= Chemical colitis =

Inflammation of colon due to contact with a chemical

Chemical colitis is a type of colitis, an inflammation of the large intestine or colon, caused by the introduction of harsh chemicals to the colon by an enema or other procedure.

Soap enemas have been implicated in chemical colitis. Other chemicals that may lead to chemical colitis (introduced into the colon either unintentionally or intentionally as part of a medical procedure) include alcohol, radiocontrast agents, glutaraldehyde (used to disinfect surfaces and sterilize medical equipment), formalin (often used as a disinfectant), ergotamine (suppository for migraine headaches), hydrofluoric acid, sulfuric acid, acetic acid, ammonia, soap, sodium hydroxide, hydrogen peroxide, herbal medicines, chloroxylenol and potassium permanganate.
Harsh chemicals, such as compounds used to clean colonoscopes, are sometimes accidentally introduced into the colon during colonoscopy leading to chemical colitis. Sometimes chemicals are purposefully introduced into the colon during sexual activities, suicide attempts or during colon cleanses that lead to chemical colitis.

The symptoms of chemical colitis are non-specific and may include diarrhea, rectal bleeding and abdominal pain.
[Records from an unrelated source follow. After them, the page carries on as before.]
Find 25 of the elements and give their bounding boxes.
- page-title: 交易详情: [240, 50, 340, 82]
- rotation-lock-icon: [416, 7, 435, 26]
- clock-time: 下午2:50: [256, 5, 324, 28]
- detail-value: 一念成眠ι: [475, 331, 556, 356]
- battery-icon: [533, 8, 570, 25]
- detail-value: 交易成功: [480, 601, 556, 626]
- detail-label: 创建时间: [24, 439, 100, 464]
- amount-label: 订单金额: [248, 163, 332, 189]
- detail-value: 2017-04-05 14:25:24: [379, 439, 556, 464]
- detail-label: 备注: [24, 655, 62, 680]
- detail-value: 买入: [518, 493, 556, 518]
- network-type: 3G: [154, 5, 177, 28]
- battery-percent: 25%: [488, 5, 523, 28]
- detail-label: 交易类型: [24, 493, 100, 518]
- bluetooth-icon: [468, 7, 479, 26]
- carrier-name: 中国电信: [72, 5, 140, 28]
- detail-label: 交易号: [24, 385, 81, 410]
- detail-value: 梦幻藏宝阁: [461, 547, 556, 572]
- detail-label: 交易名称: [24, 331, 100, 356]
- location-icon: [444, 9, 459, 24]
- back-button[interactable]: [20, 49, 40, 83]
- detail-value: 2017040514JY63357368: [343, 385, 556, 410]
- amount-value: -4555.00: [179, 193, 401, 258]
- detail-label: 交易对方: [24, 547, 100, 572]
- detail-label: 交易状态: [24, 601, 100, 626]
Symptoms of colitis are assessed using the Simple Clinical Colitis Activity Index.

In a small case series, the colon inflammation seen using colonoscopy in cases of chemical colitis due to glutaraldehyde was non-specific and similar to inflammation seen in ischemic colitis, inflammatory bowel disease or infectious colitis.

The incidence of chemical colitis is not known but it is believed to be a rare occurrence. In a population based observational study, glycerin enemas used for constipation had an incidence of ischemic colitis of 0.23% in an emergency department population. The mean age of those experiencing ischemic colitis after a glycerin enema was 70 years, and the mean time to ischemic colitis onset was 5.5 hours after enema administration.

Chemical colitis may trigger a flare of ulcerative colitis or Crohn's colitis.

Treatment is usually with supportive care until the colitis resolves. But in severe cases of chemical colitis with extensive injury, especially in cases with highly caustic substances, a colectomy (surgical removal of the damaged portion of the colon) is sometimes required.